Dr. Osahon Enabulele, a past President of the Nigerian Medical Association, NMA, has called for the urgent establishment of a Residency Training Programme (RTP) Budget Implementation, Monitoring and Evaluation Committee (RTP BIMEC), as well as the full implementation of the Medical Residency Training Act of 2017, signed into law on 26 June 2018 by President Muhammadu Buhari GCFR.
Dr. Enabulele who currently is an Executive Committee member of the World Medical Association made the calls while delivering a keynote address on ‘The Corollary of Government Policies on Residency Training” at the 39th Ordinary General Meeting and Scientific Conference of the National Association of Resident Doctors (NARD), recently held in Benin City.
In a critical analysis of the policy and legal frameworks on Residency Training in Nigeria, Dr.
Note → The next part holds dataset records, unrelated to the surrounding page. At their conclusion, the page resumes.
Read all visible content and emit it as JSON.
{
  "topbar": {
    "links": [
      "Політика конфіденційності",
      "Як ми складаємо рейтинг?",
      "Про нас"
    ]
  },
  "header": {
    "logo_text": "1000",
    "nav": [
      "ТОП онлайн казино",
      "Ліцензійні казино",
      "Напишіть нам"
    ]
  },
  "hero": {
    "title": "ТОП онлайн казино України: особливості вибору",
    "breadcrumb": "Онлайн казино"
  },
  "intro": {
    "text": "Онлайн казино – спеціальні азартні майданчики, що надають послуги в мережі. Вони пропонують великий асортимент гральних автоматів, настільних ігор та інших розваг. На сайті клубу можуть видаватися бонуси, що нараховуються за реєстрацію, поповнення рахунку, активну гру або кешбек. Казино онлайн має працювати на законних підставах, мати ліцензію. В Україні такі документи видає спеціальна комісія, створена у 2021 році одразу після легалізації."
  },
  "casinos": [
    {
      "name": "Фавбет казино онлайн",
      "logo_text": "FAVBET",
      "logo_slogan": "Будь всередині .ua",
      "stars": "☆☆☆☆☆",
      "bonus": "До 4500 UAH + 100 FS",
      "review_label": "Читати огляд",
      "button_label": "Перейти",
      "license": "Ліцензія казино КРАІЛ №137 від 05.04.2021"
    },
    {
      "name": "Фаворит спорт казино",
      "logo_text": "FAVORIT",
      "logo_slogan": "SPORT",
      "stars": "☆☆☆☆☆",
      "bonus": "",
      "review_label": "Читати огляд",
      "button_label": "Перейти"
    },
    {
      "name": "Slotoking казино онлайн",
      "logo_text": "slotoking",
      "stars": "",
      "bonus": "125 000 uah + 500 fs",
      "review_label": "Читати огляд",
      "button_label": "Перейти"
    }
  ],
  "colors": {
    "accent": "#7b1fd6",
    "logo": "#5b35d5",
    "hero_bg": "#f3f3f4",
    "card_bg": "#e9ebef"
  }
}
Enabulele informed the audience that some steps had been taken by the government to address some challenges, including the issuance of a uniform template to guide the appointment and admission into the RTP; issuance of a policy statement directing strict adherence to the established scheme of service; and the enactment of the Medical Residency Training Act, MRTA, 2017.
He stated that the policy and legal frameworks have attempted to cure some defects in the training programme, particularly as it concerns the determination of the career progression of Resident doctors; funding of the programme; the admission and entry requirements for the programme; and the standardization of the structure and classification of the programme.
Recounting the history and structure of RTP in Nigeria, Dr. Enabulele explained that though the Residency Training Programme in Nigeria is yet to meet national aspirations and the vision of its founding fathers
“The programme has made some significant contributions to Nigeria’s healthcare delivery system, particularly in terms of production of indigenous specialist medical and dental manpower and improved access to specialist medical and dental care,” he said.
“The challenges facing RTP in Nigeria include absence of specific budget lines, budgetary allocations and releases for the program at federal and state levels; differential, varied and arbitrary application of training guidelines, rules and duration of training period by training institutions; defective recruitment, admissions and replacement policies and processes plagued by federal character/quota system, administrative shenanigans and bureaucratic red-tapism; lack of slots for residency training; Inefficient and ineffective manpower development plans; poor state of health infrastructure and training facilities; poor funding of the postgraduate medical colleges, amongst others,” he explained.
In his strategic recommendations, Dr. Enabulele asserted that there is need for improved political will and commitment of the government and all stakeholders in the Nigerian health project to the sustenance and advancement of the Residency Training Program (RTP), in Nigeria.
He further called for the full implementation of the Medical Residency Training Act and the urgent establishment of a Residency Training Programme Budget Implementation, Monitoring and Evaluation Committee (RTP BIMEC).
He also recommended the need for “sustained advocacy efforts and strategic engagement with policy makers, public and political office holders at all levels of government, particularly the executive and legislative arms of government; greater collaboration between the leadership of the Nigerian Medical Association, National Association of Resident Doctors, the Medical and Dental Consultants Association of Nigeria, the Medical and Dental Council of Nigeria, the Postgraduate Medical Colleges, and all other players that initiated and facilitated the enactment of the Medical Residency Training Act of 2017.
He then called for regular dynamic and holistic reviews of the RTP, at least every 3-4 years, amongst other recommendations.